La chute de l'activité économique et l'augmentation des dépenses à l'origine de déficits de grande ampleur

Pour 2020, la chute d’activité qui provoque une baisse des rentrées fiscales et des cotisations sociales et l’augmentation des dépenses (assurance maladie) conduirait à une dégradation inédite de près de 45 Md€ des soldes sociaux par rapport à 2019, le plus élevé depuis l’instauration de la loi de financement de la sécurité sociale. La branche maladie supporte la dégradation la plus forte, avec un déficit de 29,8 Md€. Toutes les branches, à l’exception de la nouvelle branche Autonomie, seraient en déficit, y compris la branche Accidents du travail-maladies professionnelles.

L’objectif national des dépenses d’assurance-maladie (ONDAM) est fixé quant à lui à 224,6 milliards d’euros, soit 8,9 milliards d’euros de plus que l’ONDAM 2020. Hors dépenses exceptionnelles attachées à la covid, cela correspond à une progression structurelle de 6 %, par la prise en compte des mesures décidées dans le cadre du Ségur de la santé. Par ailleurs, l’ONDAM 2021 intègre également une provision au titre de la poursuite de la gestion de crise (tests, masques, vaccins) pour un montant de 4,3 milliards d’euros. 

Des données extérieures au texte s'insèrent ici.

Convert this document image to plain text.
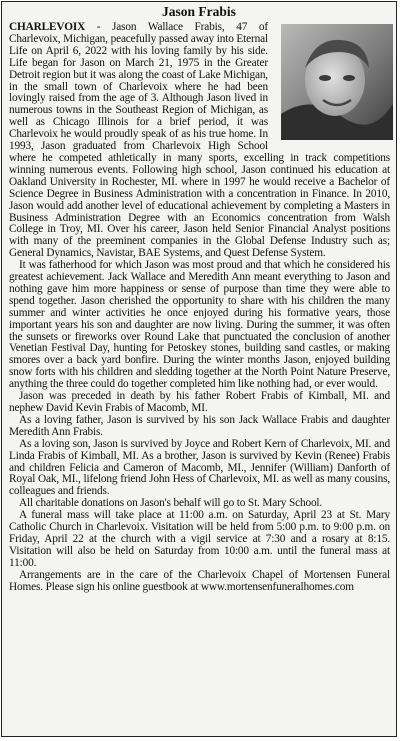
Jason Frabis

CHARLEVOIX - Jason Wallace Frabis, 47 of Charlevoix, Michigan, peacefully passed away into Eternal Life on April 6, 2022 with his loving family by his side. Life began for Jason on March 21, 1975 in the Greater Detroit region but it was along the coast of Lake Michigan, in the small town of Charlevoix where he had been lovingly raised from the age of 3. Although Jason lived in numerous towns in the Southeast Region of Michigan, as well as Chicago Illinois for a brief period, it was Charlevoix he would proudly speak of as his true home. In 1993, Jason graduated from Charlevoix High School where he competed athletically in many sports, excelling in track competitions winning numerous events. Following high school, Jason continued his education at Oakland University in Rochester, MI. where in 1997 he would receive a Bachelor of Science Degree in Business Administration with a concentration in Finance. In 2010, Jason would add another level of educational achievement by completing a Masters in Business Administration Degree with an Economics concentration from Walsh College in Troy, MI. Over his career, Jason held Senior Financial Analyst positions with many of the preeminent companies in the Global Defense Industry such as; General Dynamics, Navistar, BAE Systems, and Quest Defense System.

It was fatherhood for which Jason was most proud and that which he considered his greatest achievement. Jack Wallace and Meredith Ann meant everything to Jason and nothing gave him more happiness or sense of purpose than time they were able to spend together. Jason cherished the opportunity to share with his children the many summer and winter activities he once enjoyed during his formative years, those important years his son and daughter are now living. During the summer, it was often the sunsets or fireworks over Round Lake that punctuated the conclusion of another Venetian Festival Day, hunting for Petoskey stones, building sand castles, or making smores over a back yard bonfire. During the winter months Jason, enjoyed building snow forts with his children and sledding together at the North Point Nature Preserve, anything the three could do together completed him like nothing had, or ever would.

Jason was preceded in death by his father Robert Frabis of Kimball, MI. and nephew David Kevin Frabis of Macomb, MI.

As a loving father, Jason is survived by his son Jack Wallace Frabis and daughter Meredith Ann Frabis.

As a loving son, Jason is survived by Joyce and Robert Kern of Charlevoix, MI. and Linda Frabis of Kimball, MI. As a brother, Jason is survived by Kevin (Renee) Frabis and children Felicia and Cameron of Macomb, MI., Jennifer (William) Danforth of Royal Oak, MI., lifelong friend John Hess of Charlevoix, MI. as well as many cousins, colleagues and friends.

All charitable donations on Jason's behalf will go to St. Mary School.

A funeral mass will take place at 11:00 a.m. on Saturday, April 23 at St. Mary Catholic Church in Charlevoix. Visitation will be held from 5:00 p.m. to 9:00 p.m. on Friday, April 22 at the church with a vigil service at 7:30 and a rosary at 8:15. Visitation will also be held on Saturday from 10:00 a.m. until the funeral mass at 11:00.

Arrangements are in the care of the Charlevoix Chapel of Mortensen Funeral Homes. Please sign his online guestbook at www.mortensenfuneralhomes.com
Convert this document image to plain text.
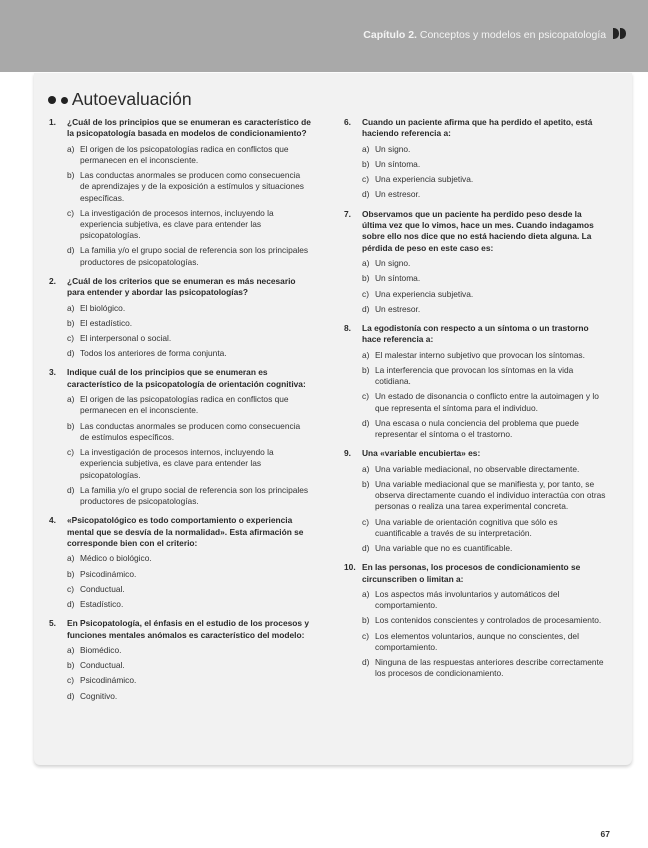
Capítulo 2. Conceptos y modelos en psicopatología
Autoevaluación
1. ¿Cuál de los principios que se enumeran es característico de la psicopatología basada en modelos de condicionamiento?
a) El origen de los psicopatologías radica en conflictos que permanecen en el inconsciente.
b) Las conductas anormales se producen como consecuencia de aprendizajes y de la exposición a estímulos y situaciones específicas.
c) La investigación de procesos internos, incluyendo la experiencia subjetiva, es clave para entender las psicopatologías.
d) La familia y/o el grupo social de referencia son los principales productores de psicopatologías.
2. ¿Cuál de los criterios que se enumeran es más necesario para entender y abordar las psicopatologías?
a) El biológico.
b) El estadístico.
c) El interpersonal o social.
d) Todos los anteriores de forma conjunta.
3. Indique cuál de los principios que se enumeran es característico de la psicopatología de orientación cognitiva:
a) El origen de las psicopatologías radica en conflictos que permanecen en el inconsciente.
b) Las conductas anormales se producen como consecuencia de estímulos específicos.
c) La investigación de procesos internos, incluyendo la experiencia subjetiva, es clave para entender las psicopatologías.
d) La familia y/o el grupo social de referencia son los principales productores de psicopatologías.
4. «Psicopatológico es todo comportamiento o experiencia mental que se desvía de la normalidad». Esta afirmación se corresponde bien con el criterio:
a) Médico o biológico.
b) Psicodinámico.
c) Conductual.
d) Estadístico.
5. En Psicopatología, el énfasis en el estudio de los procesos y funciones mentales anómalos es característico del modelo:
a) Biomédico.
b) Conductual.
c) Psicodinámico.
d) Cognitivo.
6. Cuando un paciente afirma que ha perdido el apetito, está haciendo referencia a:
a) Un signo.
b) Un síntoma.
c) Una experiencia subjetiva.
d) Un estresor.
7. Observamos que un paciente ha perdido peso desde la última vez que lo vimos, hace un mes. Cuando indagamos sobre ello nos dice que no está haciendo dieta alguna. La pérdida de peso en este caso es:
a) Un signo.
b) Un síntoma.
c) Una experiencia subjetiva.
d) Un estresor.
8. La egodistonía con respecto a un síntoma o un trastorno hace referencia a:
a) El malestar interno subjetivo que provocan los síntomas.
b) La interferencia que provocan los síntomas en la vida cotidiana.
c) Un estado de disonancia o conflicto entre la autoimagen y lo que representa el síntoma para el individuo.
d) Una escasa o nula conciencia del problema que puede representar el síntoma o el trastorno.
9. Una «variable encubierta» es:
a) Una variable mediacional, no observable directamente.
b) Una variable mediacional que se manifiesta y, por tanto, se observa directamente cuando el individuo interactúa con otras personas o realiza una tarea experimental concreta.
c) Una variable de orientación cognitiva que sólo es cuantificable a través de su interpretación.
d) Una variable que no es cuantificable.
10. En las personas, los procesos de condicionamiento se circunscriben o limitan a:
a) Los aspectos más involuntarios y automáticos del comportamiento.
b) Los contenidos conscientes y controlados de procesamiento.
c) Los elementos voluntarios, aunque no conscientes, del comportamiento.
d) Ninguna de las respuestas anteriores describe correctamente los procesos de condicionamiento.
67
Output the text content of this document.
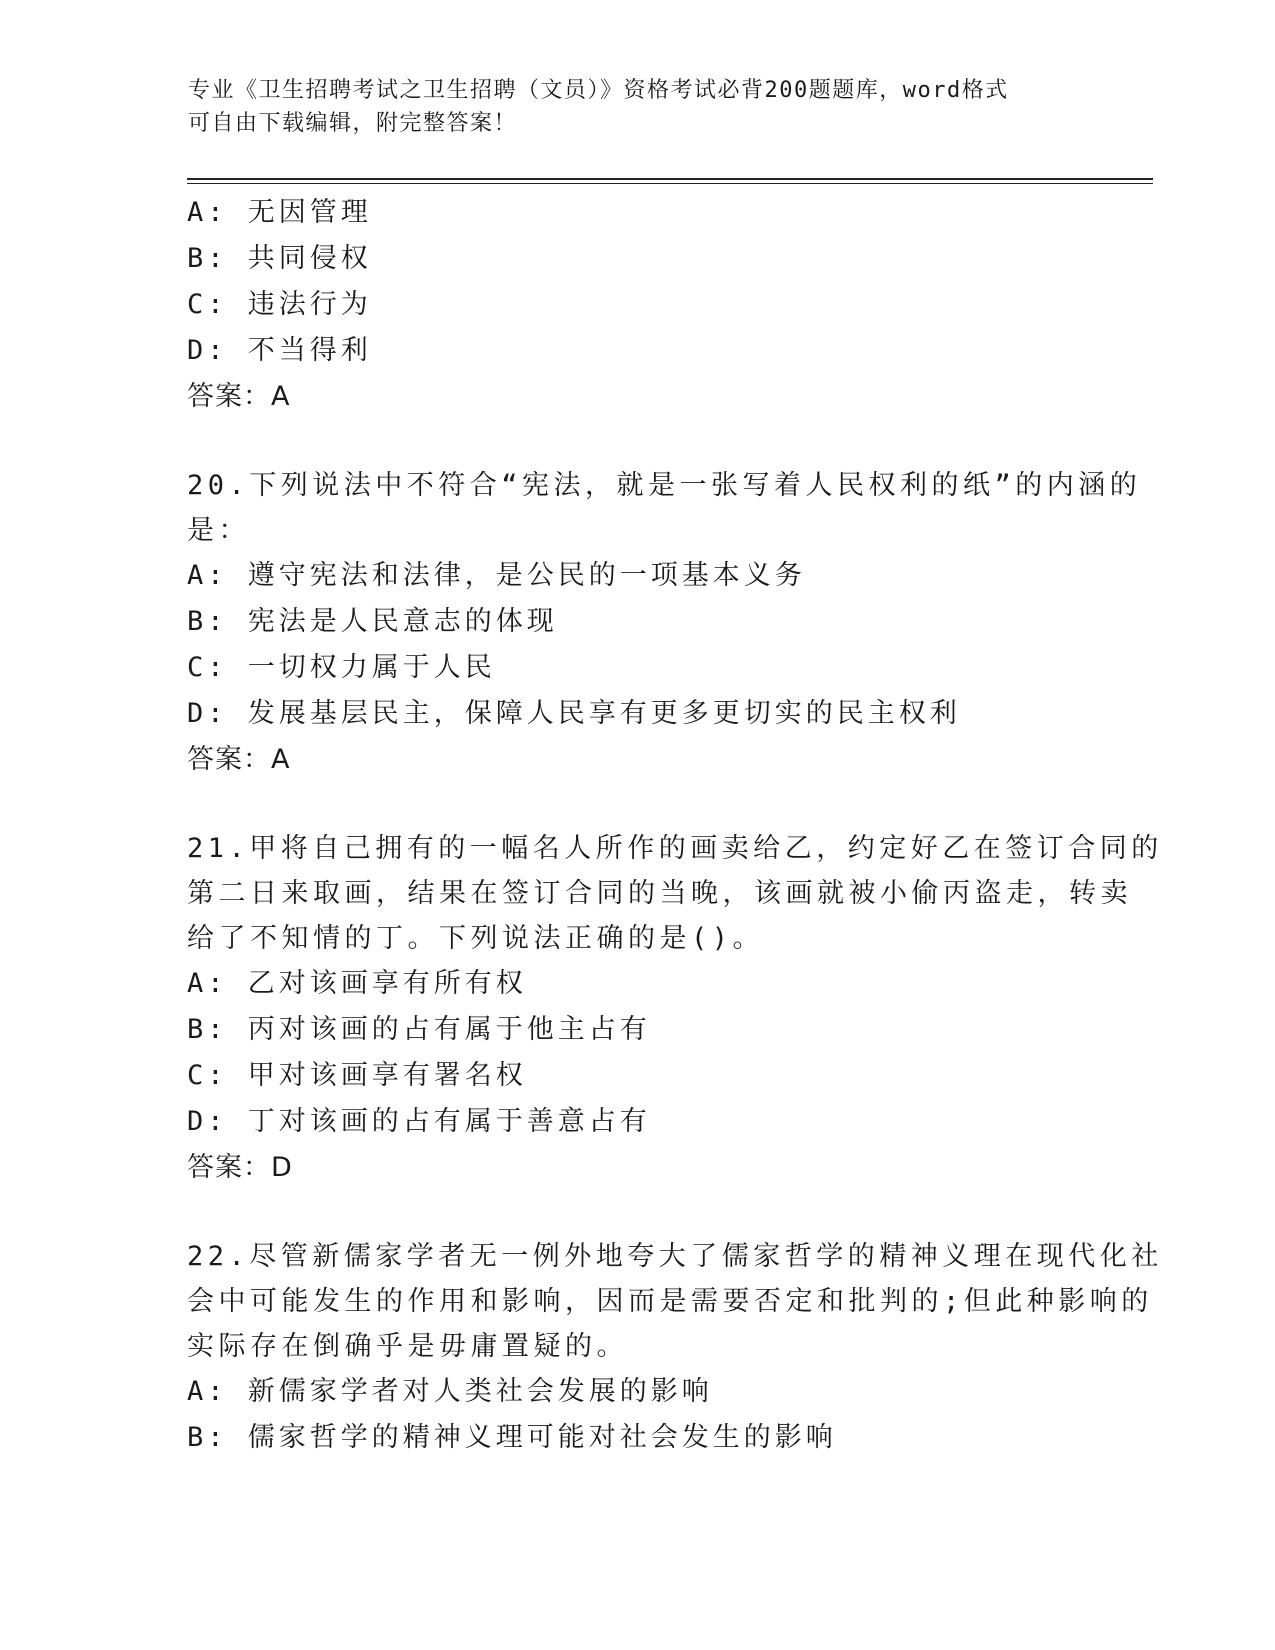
专业《卫生招聘考试之卫生招聘（文员）》资格考试必背200题题库，word格式
可自由下载编辑，附完整答案！
A: 无因管理
B: 共同侵权
C: 违法行为
D: 不当得利
答案：A
20.下列说法中不符合“宪法，就是一张写着人民权利的纸”的内涵的
是：
A: 遵守宪法和法律，是公民的一项基本义务
B: 宪法是人民意志的体现
C: 一切权力属于人民
D: 发展基层民主，保障人民享有更多更切实的民主权利
答案：A
21.甲将自己拥有的一幅名人所作的画卖给乙，约定好乙在签订合同的
第二日来取画，结果在签订合同的当晚，该画就被小偷丙盗走，转卖
给了不知情的丁。下列说法正确的是()。
A: 乙对该画享有所有权
B: 丙对该画的占有属于他主占有
C: 甲对该画享有署名权
D: 丁对该画的占有属于善意占有
答案：D
22.尽管新儒家学者无一例外地夸大了儒家哲学的精神义理在现代化社
会中可能发生的作用和影响，因而是需要否定和批判的;但此种影响的
实际存在倒确乎是毋庸置疑的。
A: 新儒家学者对人类社会发展的影响
B: 儒家哲学的精神义理可能对社会发生的影响
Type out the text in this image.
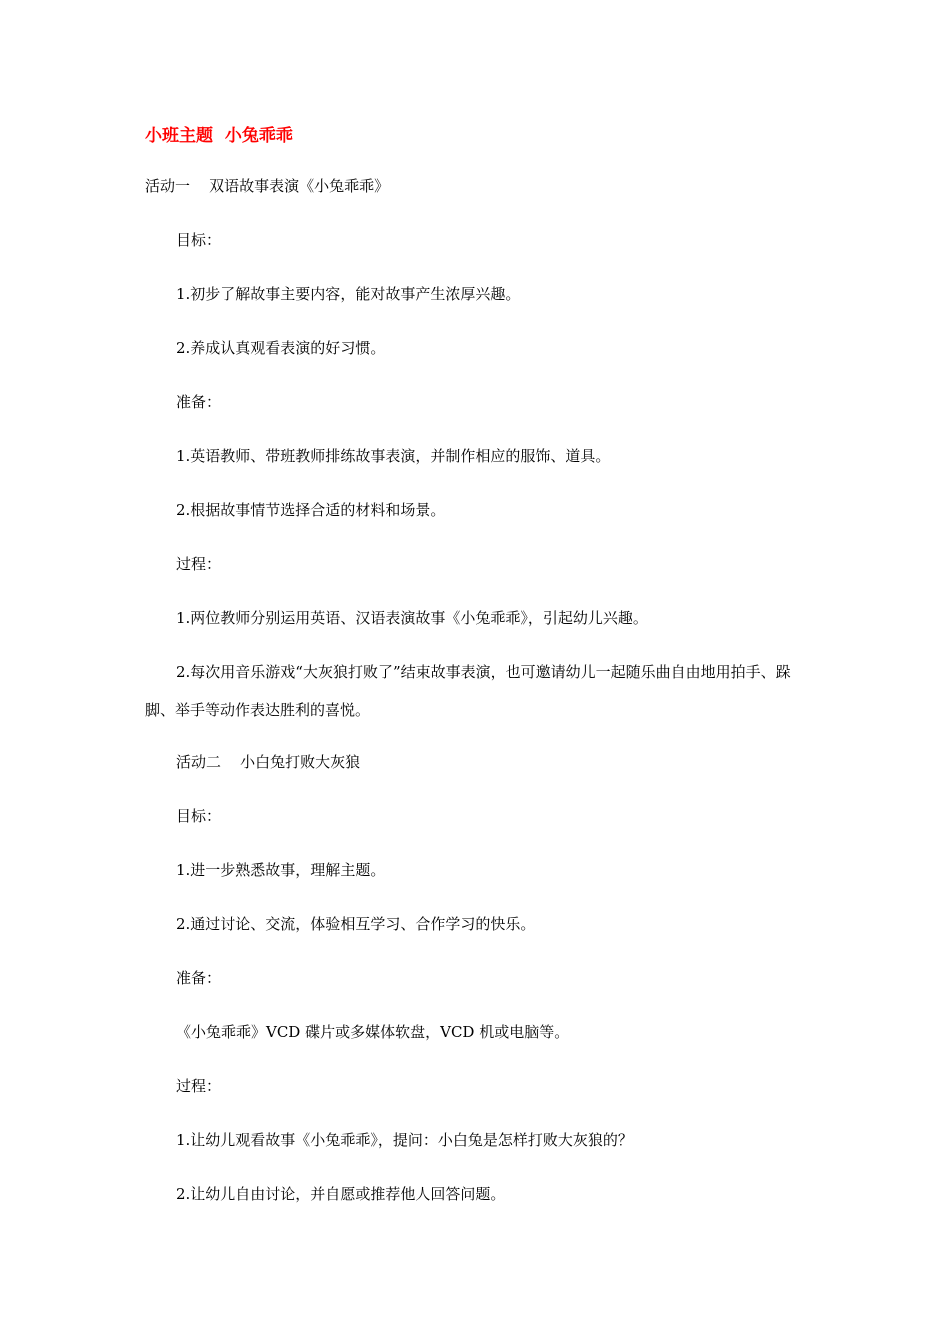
小班主题  小兔乖乖
活动一    双语故事表演《小兔乖乖》
目标：
1.初步了解故事主要内容，能对故事产生浓厚兴趣。
2.养成认真观看表演的好习惯。
准备：
1.英语教师、带班教师排练故事表演，并制作相应的服饰、道具。
2.根据故事情节选择合适的材料和场景。
过程：
1.两位教师分别运用英语、汉语表演故事《小兔乖乖》，引起幼儿兴趣。
2.每次用音乐游戏“大灰狼打败了”结束故事表演，也可邀请幼儿一起随乐曲自由地用拍手、跺脚、举手等动作表达胜利的喜悦。
活动二    小白兔打败大灰狼
目标：
1.进一步熟悉故事，理解主题。
2.通过讨论、交流，体验相互学习、合作学习的快乐。
准备：
《小兔乖乖》VCD 碟片或多媒体软盘，VCD 机或电脑等。
过程：
1.让幼儿观看故事《小兔乖乖》，提问：小白兔是怎样打败大灰狼的？
2.让幼儿自由讨论，并自愿或推荐他人回答问题。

ONDAM 2021 (en milliards €)

Soins de ville 98,9
Établissements de santé 92,3
Établissements/services
pour pers. âgées
13,4
Établissements/services
pour pers. handicapées
12,4
Fonds d'intervention régional (FIRE) 3,8
Autres 3,8
 TOTAL  224,6

Un forfait pour remplacer le ticket modérateur aux urgences

Au fil du temps, la loi de financement de la sécurité sociale est devenue un véritable fourre-tout. On y trouve aussi bien des articles relatifs au financement des différentes branches de la sécurité sociale que des mesures concernant la convention médicale, le financement des syndicats de médecins libéraux… ou le ticket modérateur aux urgences.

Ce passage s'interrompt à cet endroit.